Providing two or more sources of production doesn’t always lead to higher costs

The second argument usually used against setting up a second source is that the efficiencies of the first source would have to be scaled back because of the reduced volume to be produced. There is some credibility to this argument if the initial production line has been scaled to a certain level (that is, full production by a sole source) and if the high overhead and inefficiencies of the initial source are allowed to continue. Under these circumstances, costs will go up – since those large overhead costs have to be absorbed by the smaller quantities being produced.

 

However, if the production is initially scaled under the assumption that there will be a split buy, if after each bid the two firms scale their overhead to the size of their productions, and if the bids that each submits are based on efficient operations for economic production rates, the it is possible to have efficiency at smaller quantities. For example, when the Navy decided to scale back on the production of the Trident D-5 strategic missile system at Lockheed Martin from a rate of sixty per year to twelve per year, the unit cost of these large, sophisticated strategic missile systems fell.

That was from Jacques Gansler’s excellent book, “Democracy’s Arsenal.” In the book, Gansler showed cost curves which explicitly assumed that there were decreasing returns to scale over most relevant quantities. Said differently, production is more efficient the fewer units are produced. This would explode the heads of many DOD analysts.

I wish Gansler went into more detail about the precise mechanisms that are at work here, particularly on the Trident D-5 example. I personally don’t buy much into the whole “size your overhead right and it works” story. I think there are simply bottlenecks when it comes to skilled labor, specialized capital/supply chains. For example, Lockheed had to ramp up 3,000 employees on the F-35 and that contributed to a stall or even bump up on the learning curve. They encountered the scaling problem without even getting to full rate production yet.

This is why defense planners are so careful about making sure a follow-on program is ready for production when the legacy winds down. But that inevitably leads to planning problems — namely predicting how technology, regulations, and other matters will progress over the course of decades.

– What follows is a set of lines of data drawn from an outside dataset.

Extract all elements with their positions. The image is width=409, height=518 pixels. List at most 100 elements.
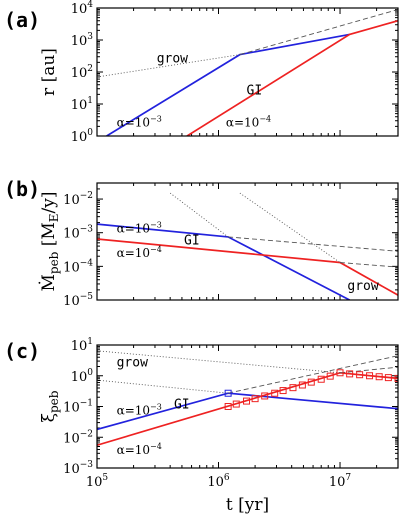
y-tick-label: 101	[71, 96, 93, 113]
plot-frame	[96, 344, 399, 469]
annotation: grow	[157, 51, 188, 66]
tick-exponent: −3	[80, 225, 94, 235]
marker	[346, 370, 354, 378]
series-line-4	[339, 366, 398, 374]
y-tick-label: 10−3	[63, 225, 93, 242]
tick-exponent: 2	[87, 64, 93, 74]
tick-exponent: −2	[80, 429, 93, 439]
panel-label: (a)	[4, 8, 40, 32]
tick-exponent: 1	[87, 96, 93, 106]
marker	[394, 374, 398, 382]
annotation-exponent: −3	[150, 402, 162, 411]
marker	[224, 403, 232, 410]
marker	[384, 374, 392, 382]
annotation-exponent: −4	[150, 442, 162, 451]
tick-exponent: −3	[80, 460, 94, 470]
tick-exponent: 4	[87, 0, 93, 10]
series-line-5	[169, 192, 229, 238]
marker	[326, 372, 334, 380]
marker	[289, 384, 297, 392]
marker	[261, 392, 269, 400]
y-tick-label: 10−4	[63, 258, 93, 275]
x-tick-label: 107	[329, 473, 352, 490]
tick-exponent: −2	[80, 191, 93, 201]
tick-exponent: 1	[87, 337, 93, 347]
marker	[298, 381, 306, 389]
marker	[317, 375, 325, 383]
series-line-3	[228, 355, 398, 394]
series-group	[97, 192, 398, 300]
y-tick-label: 10−1	[63, 399, 93, 416]
annotation: GI	[247, 83, 263, 98]
annotation: grow	[117, 355, 148, 370]
annotation: α=10−4	[117, 442, 162, 457]
series-group	[97, 9, 398, 136]
y-axis-label: ξpeb	[39, 390, 61, 422]
tick-exponent: −5	[80, 292, 94, 302]
tick-exponent: −1	[80, 399, 93, 409]
annotation-exponent: −4	[150, 245, 162, 254]
y-tick-label: 101	[71, 337, 93, 354]
tick-exponent: −4	[80, 258, 94, 268]
series-line-4	[97, 54, 240, 78]
y-tick-label: 104	[71, 0, 94, 17]
marker	[375, 373, 383, 381]
panel-label: (c)	[4, 339, 40, 363]
annotation: α=10−4	[117, 245, 162, 260]
x-axis-label: t [yr]	[226, 495, 269, 515]
y-tick-label: 10−5	[63, 292, 93, 309]
y-axis-label: Ṁpeb [ME/y]	[38, 191, 61, 291]
marker	[271, 389, 279, 397]
annotation-exponent: −4	[259, 114, 271, 123]
marker	[336, 369, 344, 377]
annotation: GI	[174, 398, 190, 413]
y-tick-label: 100	[71, 128, 94, 145]
y-tick-label: 10−2	[63, 191, 93, 208]
marker	[366, 372, 374, 380]
tick-exponent: 0	[87, 128, 93, 138]
y-label-part: /y]	[39, 191, 59, 213]
y-tick-label: 10−2	[63, 429, 93, 446]
y-label-subscript: peb	[47, 251, 61, 274]
y-tick-label: 102	[71, 64, 93, 81]
annotation-exponent: −3	[150, 114, 162, 123]
annotation: α=10−3	[117, 221, 162, 236]
marker	[224, 389, 232, 397]
y-tick-label: 103	[71, 32, 94, 49]
x-tick-label: 106	[207, 473, 230, 490]
tick-exponent: 5	[102, 473, 108, 483]
y-axis-label: r [au]	[39, 48, 59, 96]
annotation: GI	[184, 233, 200, 248]
series-group	[97, 350, 398, 447]
x-tick-label: 105	[86, 473, 109, 490]
marker	[279, 387, 287, 395]
series-line-3	[239, 9, 398, 56]
series-line-3	[228, 236, 398, 252]
y-label-subscript: peb	[47, 390, 61, 413]
marker	[251, 395, 259, 403]
tick-exponent: 3	[87, 32, 93, 42]
tick-exponent: 0	[87, 368, 93, 378]
tick-exponent: 6	[224, 473, 230, 483]
marker	[243, 397, 251, 405]
annotation: grow	[347, 279, 378, 294]
annotation: α=10−4	[226, 114, 271, 129]
marker	[232, 400, 240, 408]
annotation: α=10−3	[117, 114, 162, 129]
series-line-6	[239, 192, 341, 263]
series-line-2	[186, 19, 398, 136]
annotation-exponent: −3	[150, 221, 162, 230]
y-tick-label: 100	[71, 368, 94, 385]
annotation: α=10−3	[117, 402, 162, 417]
y-label-subscript: E	[47, 213, 61, 222]
plot-frame	[96, 182, 399, 301]
panel-3: 1 0 −3 10−2 10−1 100 101 105 106 107 grow α=10−3 GI α…	[4, 337, 399, 515]
marker	[356, 371, 364, 379]
y-label-part: [M	[39, 222, 59, 251]
panel-label: (b)	[4, 177, 40, 201]
series-line-4	[339, 262, 398, 268]
marker	[307, 378, 315, 386]
plot-frame	[96, 7, 399, 137]
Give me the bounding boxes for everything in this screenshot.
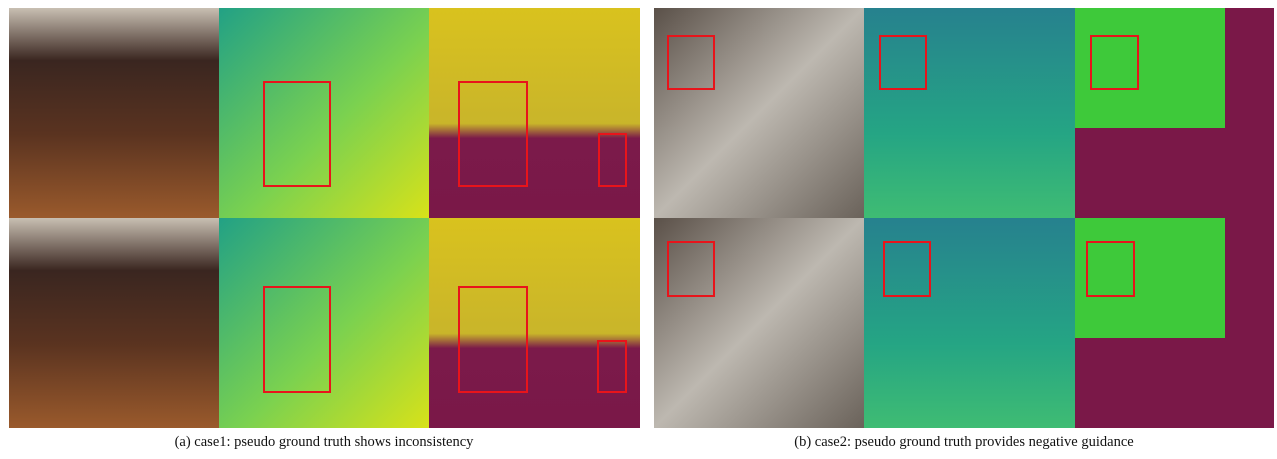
- rgb-image: [9, 218, 219, 428]
- figure: (a) case1: pseudo ground truth shows inc…: [0, 0, 1277, 459]
- caption: (a) case1: pseudo ground truth shows inc…: [175, 434, 475, 450]
- depth-image: [864, 8, 1075, 218]
- panel-a: (a) case1: pseudo ground truth shows inc…: [9, 8, 640, 450]
- depth-image: [219, 218, 429, 428]
- rgb-image: [654, 8, 864, 218]
- panel-b: (b) case2: pseudo ground truth provides …: [654, 8, 1274, 450]
- normal-image: [429, 218, 640, 428]
- depth-image: [864, 218, 1075, 428]
- caption: (b) case2: pseudo ground truth provides …: [794, 434, 1133, 450]
- normal-region: [1075, 8, 1225, 128]
- normal-region: [1075, 218, 1225, 338]
- rgb-image: [654, 218, 864, 428]
- rgb-image: [9, 8, 219, 218]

Another issue is that complex systems and intangible assets (e.g., software) require intimate communication between employees. No longer can you add new workers with little training and zero communication to an assembly line as though it were the industrial era. As you scale people up linearly, the number of interconnections that must be maintained so that everyone is on the same page grows geometrically. The communication problem is very real, and is why we tend to see small but highly competent teams in software (two-pizza teams).

And then, of course, there are the benefits of competition which is made possible by lower program quantities:

….when Navy Secretary Lehman said that he might buy F-14 fighters instead of the F-18s, which had been significantly increasing in price, the price of the latter dropped dramatically.